Ear to the ground
12 July 2024
There was good news for the UK economy this week, which grew faster than expected in May. Although a lagging indicator, it was good all the same to see an expansion of 0.4% posted, double the consensus forecast of 0.2%. Retailers and wholesalers posted a positive month after a weak April, the latter being put down to the wet weather. Whilst house building and infrastructure helped to buoy the construction sector, it continued to be the service sector which led the way. Year on year the economy grew 1.4%, ahead of the consensus forecast of 1.2%.
In the US the focus was on inflation numbers, with the release of the rate for June. As expected, this continued to move lower towards the 2% target, albeit at a very slow pace. Year on year inflation stood at 3%, which was down from the previous month reading of 3.3% and was below the consensus forecast of 3.1%. There was a slower rate of inflation for energy costs, shelter and transport, whilst the prices for new and used cars continued to decline. Service sector inflation continues to be the main contributor.
The key question is whether a move down to 3% is enough to convince the US Federal Reserve that it is time to start making interest rate cuts. If they were to start to cut there would undoubtedly be a sigh of relief from US companies, smaller ones in particular, where higher for longer rates appear to be having a negative impact. This is likely due to smaller companies tending to have a higher proportion of floating rate borrowing compared to fixed rate borrowing, like their larger company counterparts. A figure to watch is US bankruptcies, where filings to the end of June are above that seen in 2020 and the highest level since 2010.

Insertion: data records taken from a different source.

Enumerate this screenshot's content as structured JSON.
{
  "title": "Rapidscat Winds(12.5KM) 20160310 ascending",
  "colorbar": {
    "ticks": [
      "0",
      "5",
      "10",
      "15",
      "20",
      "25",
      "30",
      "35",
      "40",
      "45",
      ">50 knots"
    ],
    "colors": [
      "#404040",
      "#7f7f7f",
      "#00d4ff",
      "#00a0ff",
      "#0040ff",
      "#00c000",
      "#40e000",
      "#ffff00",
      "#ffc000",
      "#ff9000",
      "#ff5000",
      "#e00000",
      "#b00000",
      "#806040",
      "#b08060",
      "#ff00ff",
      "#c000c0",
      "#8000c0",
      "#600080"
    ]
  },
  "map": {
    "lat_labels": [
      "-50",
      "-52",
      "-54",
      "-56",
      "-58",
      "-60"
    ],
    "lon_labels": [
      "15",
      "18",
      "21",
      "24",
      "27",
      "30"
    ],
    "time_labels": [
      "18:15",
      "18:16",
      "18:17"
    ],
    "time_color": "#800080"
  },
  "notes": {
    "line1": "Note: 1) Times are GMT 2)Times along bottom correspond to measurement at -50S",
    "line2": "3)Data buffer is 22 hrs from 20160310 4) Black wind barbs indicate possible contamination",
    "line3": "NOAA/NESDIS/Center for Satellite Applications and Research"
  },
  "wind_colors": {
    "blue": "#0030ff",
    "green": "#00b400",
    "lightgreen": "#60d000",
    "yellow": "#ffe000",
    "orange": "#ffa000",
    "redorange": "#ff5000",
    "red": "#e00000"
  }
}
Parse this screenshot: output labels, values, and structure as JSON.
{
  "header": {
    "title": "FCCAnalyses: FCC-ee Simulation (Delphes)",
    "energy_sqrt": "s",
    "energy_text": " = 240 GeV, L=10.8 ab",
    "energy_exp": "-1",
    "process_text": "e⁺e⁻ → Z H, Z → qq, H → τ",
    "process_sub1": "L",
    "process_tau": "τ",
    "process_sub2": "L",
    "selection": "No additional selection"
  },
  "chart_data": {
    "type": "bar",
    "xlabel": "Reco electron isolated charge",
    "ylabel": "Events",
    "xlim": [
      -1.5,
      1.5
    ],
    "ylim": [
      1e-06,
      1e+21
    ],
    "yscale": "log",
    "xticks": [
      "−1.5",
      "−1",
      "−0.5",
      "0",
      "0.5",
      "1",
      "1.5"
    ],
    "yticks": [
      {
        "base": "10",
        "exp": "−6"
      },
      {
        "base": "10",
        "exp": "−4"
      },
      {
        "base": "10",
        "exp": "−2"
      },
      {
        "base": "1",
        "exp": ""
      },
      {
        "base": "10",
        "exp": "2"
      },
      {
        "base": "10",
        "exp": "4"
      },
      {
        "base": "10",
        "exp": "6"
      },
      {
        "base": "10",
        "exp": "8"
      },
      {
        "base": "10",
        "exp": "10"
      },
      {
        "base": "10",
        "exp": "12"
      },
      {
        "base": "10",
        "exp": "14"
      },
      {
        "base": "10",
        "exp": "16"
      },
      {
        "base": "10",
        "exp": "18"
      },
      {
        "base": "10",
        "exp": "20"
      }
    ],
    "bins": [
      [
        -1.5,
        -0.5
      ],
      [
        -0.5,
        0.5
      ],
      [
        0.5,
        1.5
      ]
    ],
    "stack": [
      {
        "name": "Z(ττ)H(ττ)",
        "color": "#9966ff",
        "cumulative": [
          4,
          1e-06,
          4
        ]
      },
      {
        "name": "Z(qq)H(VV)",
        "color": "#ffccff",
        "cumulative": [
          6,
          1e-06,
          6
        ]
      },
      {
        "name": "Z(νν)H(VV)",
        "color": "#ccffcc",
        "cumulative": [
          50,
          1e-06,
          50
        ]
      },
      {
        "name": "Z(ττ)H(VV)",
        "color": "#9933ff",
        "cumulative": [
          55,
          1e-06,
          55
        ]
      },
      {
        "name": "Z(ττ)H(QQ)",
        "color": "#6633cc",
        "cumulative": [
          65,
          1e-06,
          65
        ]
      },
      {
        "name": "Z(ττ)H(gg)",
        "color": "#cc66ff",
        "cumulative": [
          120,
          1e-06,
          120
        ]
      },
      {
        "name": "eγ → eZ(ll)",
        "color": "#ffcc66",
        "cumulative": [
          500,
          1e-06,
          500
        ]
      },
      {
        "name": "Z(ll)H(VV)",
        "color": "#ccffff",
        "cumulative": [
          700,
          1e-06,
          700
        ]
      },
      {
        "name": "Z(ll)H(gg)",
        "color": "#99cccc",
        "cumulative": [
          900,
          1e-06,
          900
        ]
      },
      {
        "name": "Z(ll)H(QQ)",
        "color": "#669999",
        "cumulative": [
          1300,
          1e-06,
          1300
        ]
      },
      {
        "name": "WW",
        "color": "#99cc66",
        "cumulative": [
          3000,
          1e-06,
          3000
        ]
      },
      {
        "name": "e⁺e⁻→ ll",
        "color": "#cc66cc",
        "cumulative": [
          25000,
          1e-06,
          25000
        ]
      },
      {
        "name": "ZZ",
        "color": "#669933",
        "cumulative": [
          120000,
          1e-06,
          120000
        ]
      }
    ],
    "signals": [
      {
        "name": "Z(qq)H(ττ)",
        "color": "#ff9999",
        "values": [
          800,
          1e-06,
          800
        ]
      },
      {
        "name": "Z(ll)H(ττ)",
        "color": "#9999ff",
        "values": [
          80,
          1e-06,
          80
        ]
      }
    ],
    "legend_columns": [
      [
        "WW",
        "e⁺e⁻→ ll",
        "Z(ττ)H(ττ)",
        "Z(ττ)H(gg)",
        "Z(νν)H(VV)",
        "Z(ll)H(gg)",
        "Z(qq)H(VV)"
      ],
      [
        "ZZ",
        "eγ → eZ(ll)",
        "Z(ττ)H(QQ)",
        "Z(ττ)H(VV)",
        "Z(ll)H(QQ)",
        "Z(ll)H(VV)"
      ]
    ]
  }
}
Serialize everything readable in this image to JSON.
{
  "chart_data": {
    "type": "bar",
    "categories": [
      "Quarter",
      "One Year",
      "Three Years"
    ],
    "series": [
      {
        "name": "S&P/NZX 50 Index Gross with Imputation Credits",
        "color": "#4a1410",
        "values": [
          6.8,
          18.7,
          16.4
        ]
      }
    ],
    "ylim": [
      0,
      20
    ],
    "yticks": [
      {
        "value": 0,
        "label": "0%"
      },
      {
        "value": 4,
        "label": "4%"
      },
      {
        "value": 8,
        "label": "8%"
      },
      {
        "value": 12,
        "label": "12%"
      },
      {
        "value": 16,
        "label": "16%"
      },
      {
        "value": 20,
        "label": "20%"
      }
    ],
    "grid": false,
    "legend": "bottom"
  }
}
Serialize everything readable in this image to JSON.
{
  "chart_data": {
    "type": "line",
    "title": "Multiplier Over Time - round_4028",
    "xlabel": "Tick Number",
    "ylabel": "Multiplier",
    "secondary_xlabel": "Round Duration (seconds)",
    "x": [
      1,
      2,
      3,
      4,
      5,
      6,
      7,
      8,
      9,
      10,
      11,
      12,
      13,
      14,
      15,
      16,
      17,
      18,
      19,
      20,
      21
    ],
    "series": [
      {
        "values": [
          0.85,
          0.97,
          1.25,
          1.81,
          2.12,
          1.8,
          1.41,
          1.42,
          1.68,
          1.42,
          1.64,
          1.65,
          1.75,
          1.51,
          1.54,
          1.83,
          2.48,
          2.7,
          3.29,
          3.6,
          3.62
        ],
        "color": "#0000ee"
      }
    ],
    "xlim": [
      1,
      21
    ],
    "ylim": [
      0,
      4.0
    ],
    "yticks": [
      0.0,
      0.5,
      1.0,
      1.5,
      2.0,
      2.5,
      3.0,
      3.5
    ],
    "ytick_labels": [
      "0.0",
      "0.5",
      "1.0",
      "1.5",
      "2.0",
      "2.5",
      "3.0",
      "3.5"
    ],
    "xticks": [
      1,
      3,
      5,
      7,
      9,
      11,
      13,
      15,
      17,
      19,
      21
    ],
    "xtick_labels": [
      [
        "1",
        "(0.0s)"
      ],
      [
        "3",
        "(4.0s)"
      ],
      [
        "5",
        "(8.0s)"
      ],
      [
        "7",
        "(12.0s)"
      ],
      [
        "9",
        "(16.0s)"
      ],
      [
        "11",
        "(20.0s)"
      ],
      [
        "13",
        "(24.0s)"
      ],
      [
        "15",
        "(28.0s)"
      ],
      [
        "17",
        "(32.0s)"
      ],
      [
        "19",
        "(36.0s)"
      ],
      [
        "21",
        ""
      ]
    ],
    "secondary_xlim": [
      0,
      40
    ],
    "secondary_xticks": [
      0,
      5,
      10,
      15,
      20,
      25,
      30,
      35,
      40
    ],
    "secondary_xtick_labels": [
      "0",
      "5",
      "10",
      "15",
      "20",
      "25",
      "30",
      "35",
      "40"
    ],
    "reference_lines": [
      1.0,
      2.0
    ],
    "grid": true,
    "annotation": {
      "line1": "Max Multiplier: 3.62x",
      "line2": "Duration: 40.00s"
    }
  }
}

Inflation is certainly not an issue in China. If anything, it is the potential threat of deflation. In June the inflation rate was -0.2% month on month, worse that the expected rate of -0.1%. This is the second consecutive negative reading and the third in the last four months. Year on year a rate of only 0.2% was posted.
This article is for information purposes only and should not be construed as advice. We strongly suggest you seek independent financial advice prior to taking any course of action.
The value of this investment can fall as well as rise and investors may get back less than they originally invested. Past performance is not necessarily a guide to future performance.